At this stage, it’s generally the hiring manager identifying the need.
2. Fill out a job requisition form
Use a job requisition form to note relevant information about a role, such as the department, formal qualifications, timeline, and budget.
Then write a compelling business case to convince the leadership (HR or the finance department) why you need the new hire. Incorporate the company’s goals, how the role will impact business outcomes, and any consequences of not filling the position soon.
Typical elements of a job requisition form include:
- Job or position title: Designation for which you’re hiring
- Name of manager: Hiring manager raising the requisition
- Department: Team, project, or department the role belongs to
- Type of employment: Whether the position is temporary or permanent (full time, part time, contract, internship, etc.)
- Requisition type: Is the requisition for a new role or a backfill?
- Justification for the new hire: Business case for hiring, explaining the impact on business goals and KPIs
- Job description: Detailed description of the role (responsibilities, qualifications, experience)
- Fill date or timeline: Expected start date for the position
- Number of openings: Number of vacancies you’re hiring for
- Budget: Proposed salary band and perks or benefits
3. Involve stakeholders
Managing job requisitions is a team effort involving different stakeholders. In most cases, they include the finance team, the HR team, and senior executives or department heads.
These teams have the hiring data and requisition approval tools needed to move the process forward.

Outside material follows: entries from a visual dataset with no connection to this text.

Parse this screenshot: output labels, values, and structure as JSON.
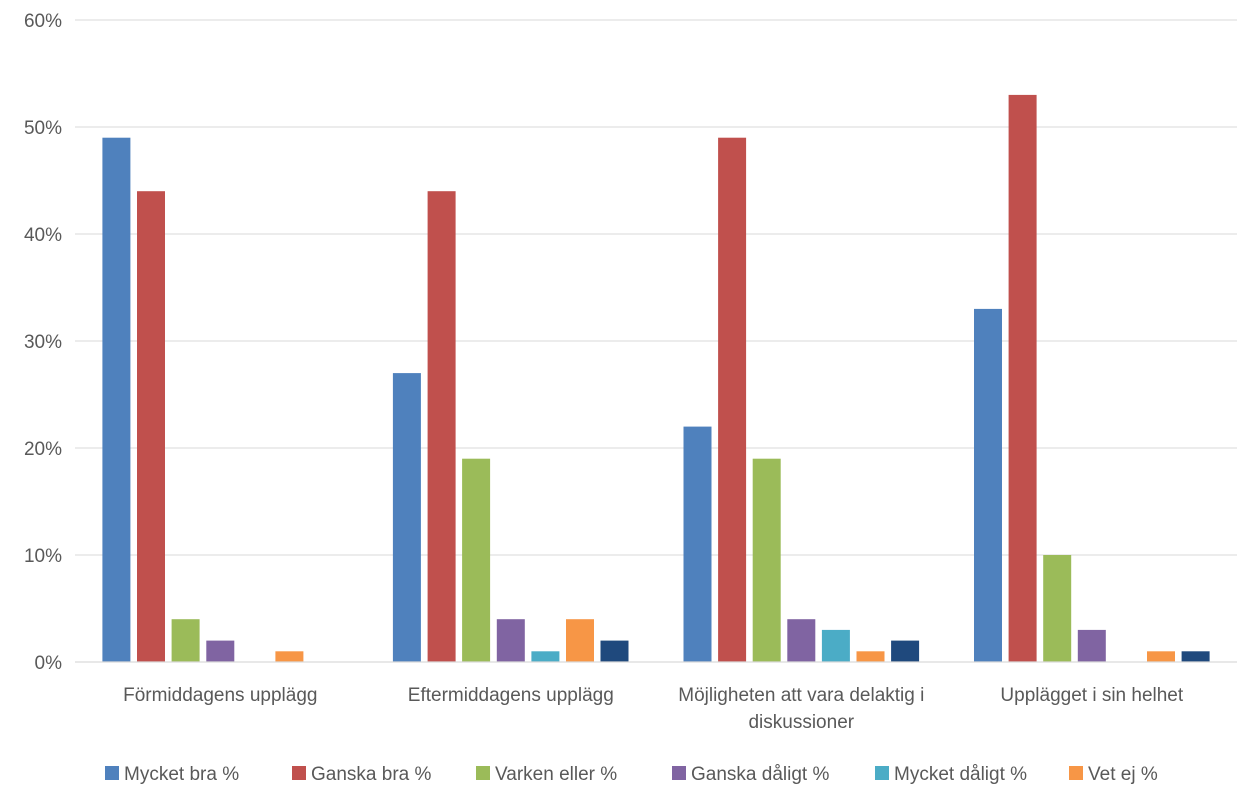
{
  "chart_data": {
    "type": "bar",
    "categories": [
      [
        "Förmiddagens upplägg"
      ],
      [
        "Eftermiddagens upplägg"
      ],
      [
        "Möjligheten att vara delaktig i",
        "diskussioner"
      ],
      [
        "Upplägget i sin helhet"
      ]
    ],
    "series": [
      {
        "name": "Mycket bra %",
        "color": "#4F81BD",
        "values": [
          49,
          27,
          22,
          33
        ]
      },
      {
        "name": "Ganska bra %",
        "color": "#C0504D",
        "values": [
          44,
          44,
          49,
          53
        ]
      },
      {
        "name": "Varken eller %",
        "color": "#9BBB59",
        "values": [
          4,
          19,
          19,
          10
        ]
      },
      {
        "name": "Ganska dåligt %",
        "color": "#8064A2",
        "values": [
          2,
          4,
          4,
          3
        ]
      },
      {
        "name": "Mycket dåligt %",
        "color": "#4BACC6",
        "values": [
          0,
          1,
          3,
          0
        ]
      },
      {
        "name": "Vet ej %",
        "color": "#F79646",
        "values": [
          1,
          4,
          1,
          1
        ]
      },
      {
        "name": "",
        "color": "#1F497D",
        "values": [
          0,
          2,
          2,
          1
        ]
      }
    ],
    "ylim": [
      0,
      60
    ],
    "yticks": [
      0,
      10,
      20,
      30,
      40,
      50,
      60
    ],
    "ytick_suffix": "%",
    "grid": true,
    "legend_position": "bottom"
  }
}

If you’re the hiring manager, get all stakeholders on board, so it’s easier to approve your request and expedite the hiring process. Emphasize the outcomes of the position, provide clear goals and KPIs, and show what they should expect from the role.
Once you complete the requisition form, send it to your department’s supervisor, who will forward it to the HR and/or finance department for approval.
4. Start the hiring process
After everyone gives the OK, the form goes back to the hiring manager for signing, then hiring can begin.
You can share the post with your recruitment team or hire an external recruitment agency to do it.
What is an evergreen job requisition?
An evergreen job requisition is a requisition that remains open or active all the time. An organization or team might keep positions open indefinitely to find the right candidates or fill openings as they occur.
Processes like these dramatically shorten the time to hire, which is beneficial to businesses.
Example roles that may have an evergreen job requisition include sales, customer service, and other high-volume positions with high turnover rates. It’s also ideal to use if the role is difficult to fill.
Evergreen job requisitions provide a consistent source of candidates to hire, so you’re less likely to face extended vacancy periods.
By maintaining an evergreen requisition and storing applications, your talent pipeline is filled — so you don’t have to start the recruitment process from scratch.
Job requisition examples
To give you an idea of what a job requisition looks like and what to expect, here’s a sample job requisition form from Tandem HR:
It’s a simple job requisition document that covers all the important elements, which you can emulate if you’re starting out or growing your business.
If you have a larger organization, you can use a more detailed form, such as the one Ohio State University uses, or craft your own. Alternatively, create an online job requisition template like this one by Doane University for easier workflow management.
Whether you’re creating a new role or filling a recently vacant position, knowing how to put together a job requisition request is the first step to talent acquisition. Filling it out carefully with the right information can increase your chances of getting it approved, finding suitable candidates, and setting your team up for success.